Novak Djokovic a encore repoussé les limites. Le Serbe a remporté mardi le quart de finale le plus long de l'histoire de Wimbledon, en dominant le Canadien Félix Auger-Aliassime 7-6 (12/10), 3-6, 6-3, 6-7 (4/7), 7-6 (10/4), au terme de 5 heures et 15 minutes d'un combat homérique. Il affrontera le numéro un mondial Jannik Sinner pour une place en finale.
Un marathon d'anthologie sur le Centre Court
Deux jeux décisifs étirés jusqu'à 12/10 puis 10/4, un quatrième set perdu au bout du suspense, des échanges d'une intensité rare : le duel entre Djokovic et Auger-Aliassime restera comme l'un des grands moments de cette quinzaine. À bientôt 39 ans, le Serbe a puisé dans ses réserves physiques et mentales pour s'offrir une huitième demi-finale consécutive sur le gazon londonien, confirmant une longévité sans équivalent dans l'histoire du jeu.
Sinner, la marche tranquille du numéro un
En face, Jannik Sinner avance avec la sérénité d'un tenant du titre. L'Italien a écarté l'Allemand Jan-Lennard Struff en trois manches, 7-5, 7-6, 6-3, sans jamais céder son service dans les moments chauds. Vainqueur de son premier Wimbledon l'an dernier après avoir dominé Djokovic en quart de finale, le numéro un mondial retrouve son rival dans un remake très attendu, cette fois au stade des demi-finales, programmées vendredi.

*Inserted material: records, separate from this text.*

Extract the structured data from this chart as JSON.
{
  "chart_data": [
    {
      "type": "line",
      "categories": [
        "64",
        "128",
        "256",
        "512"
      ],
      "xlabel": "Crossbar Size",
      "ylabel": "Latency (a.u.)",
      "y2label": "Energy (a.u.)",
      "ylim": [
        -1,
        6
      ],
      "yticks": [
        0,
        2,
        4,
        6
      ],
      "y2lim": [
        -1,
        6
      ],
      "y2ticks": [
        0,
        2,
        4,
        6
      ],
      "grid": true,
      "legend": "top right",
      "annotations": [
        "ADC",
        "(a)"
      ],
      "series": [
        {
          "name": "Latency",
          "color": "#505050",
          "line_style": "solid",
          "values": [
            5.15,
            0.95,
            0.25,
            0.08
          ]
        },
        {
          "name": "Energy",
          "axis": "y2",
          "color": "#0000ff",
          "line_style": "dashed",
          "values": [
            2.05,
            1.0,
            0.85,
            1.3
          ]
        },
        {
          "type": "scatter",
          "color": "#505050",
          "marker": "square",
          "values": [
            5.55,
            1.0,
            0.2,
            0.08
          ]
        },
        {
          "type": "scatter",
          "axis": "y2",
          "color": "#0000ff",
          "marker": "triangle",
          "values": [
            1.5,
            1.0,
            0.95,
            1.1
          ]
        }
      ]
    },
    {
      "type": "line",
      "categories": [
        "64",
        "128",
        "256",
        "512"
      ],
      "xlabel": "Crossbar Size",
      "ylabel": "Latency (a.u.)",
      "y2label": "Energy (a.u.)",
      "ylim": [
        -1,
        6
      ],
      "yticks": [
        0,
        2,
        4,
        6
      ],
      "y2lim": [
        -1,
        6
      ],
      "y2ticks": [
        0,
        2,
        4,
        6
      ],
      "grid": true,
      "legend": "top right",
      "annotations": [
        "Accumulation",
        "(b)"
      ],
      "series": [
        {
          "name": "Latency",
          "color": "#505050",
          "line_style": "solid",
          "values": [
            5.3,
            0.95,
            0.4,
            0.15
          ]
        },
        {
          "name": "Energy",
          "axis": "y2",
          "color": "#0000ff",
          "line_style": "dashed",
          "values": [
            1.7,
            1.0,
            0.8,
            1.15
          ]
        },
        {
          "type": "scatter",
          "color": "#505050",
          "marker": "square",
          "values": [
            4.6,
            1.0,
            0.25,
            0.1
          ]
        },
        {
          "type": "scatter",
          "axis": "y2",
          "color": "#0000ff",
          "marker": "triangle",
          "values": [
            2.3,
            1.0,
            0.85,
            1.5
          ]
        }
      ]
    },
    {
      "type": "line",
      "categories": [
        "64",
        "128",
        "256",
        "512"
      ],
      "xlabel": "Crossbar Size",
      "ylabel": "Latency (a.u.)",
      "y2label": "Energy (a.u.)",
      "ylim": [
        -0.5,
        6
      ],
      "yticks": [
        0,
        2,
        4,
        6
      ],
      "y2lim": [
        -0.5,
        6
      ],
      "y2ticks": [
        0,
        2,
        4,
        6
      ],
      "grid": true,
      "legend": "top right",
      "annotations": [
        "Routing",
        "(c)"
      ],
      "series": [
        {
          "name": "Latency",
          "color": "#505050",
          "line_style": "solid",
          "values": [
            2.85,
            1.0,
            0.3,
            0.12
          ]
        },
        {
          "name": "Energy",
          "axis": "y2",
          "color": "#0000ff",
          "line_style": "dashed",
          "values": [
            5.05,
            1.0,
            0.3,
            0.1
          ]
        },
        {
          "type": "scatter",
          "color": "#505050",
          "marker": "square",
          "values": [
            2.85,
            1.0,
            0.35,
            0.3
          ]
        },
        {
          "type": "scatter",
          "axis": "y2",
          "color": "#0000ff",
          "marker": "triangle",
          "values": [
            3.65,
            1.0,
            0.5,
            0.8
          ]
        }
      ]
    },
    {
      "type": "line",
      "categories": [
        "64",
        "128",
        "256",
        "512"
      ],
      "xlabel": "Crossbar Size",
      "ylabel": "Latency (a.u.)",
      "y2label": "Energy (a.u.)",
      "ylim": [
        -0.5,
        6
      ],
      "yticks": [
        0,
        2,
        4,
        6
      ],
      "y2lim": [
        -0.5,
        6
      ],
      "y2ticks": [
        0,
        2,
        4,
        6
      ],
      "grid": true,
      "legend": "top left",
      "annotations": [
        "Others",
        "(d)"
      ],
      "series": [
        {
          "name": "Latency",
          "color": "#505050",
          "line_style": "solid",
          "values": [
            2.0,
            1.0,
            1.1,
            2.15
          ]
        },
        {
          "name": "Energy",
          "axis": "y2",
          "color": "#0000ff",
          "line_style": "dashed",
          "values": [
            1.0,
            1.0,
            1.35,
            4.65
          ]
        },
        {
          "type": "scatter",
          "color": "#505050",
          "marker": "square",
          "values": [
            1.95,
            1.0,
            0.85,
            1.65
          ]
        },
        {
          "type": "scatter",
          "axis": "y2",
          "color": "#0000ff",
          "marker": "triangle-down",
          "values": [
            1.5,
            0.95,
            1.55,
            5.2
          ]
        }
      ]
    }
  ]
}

Une affiche aux allures de passage de témoin
Entre le recordman des titres du Grand Chelem et le chef de file de la nouvelle génération, la demi-finale de vendredi dépasse le simple enjeu sportif. Djokovic court après un ultime sacre majeur qui consoliderait sa légende, tandis que Sinner entend confirmer son emprise sur le circuit. Pour les amateurs de tennis du continent africain, où la discipline gagne du terrain, l'affiche promet une leçon de haut niveau entre deux générations d'exception.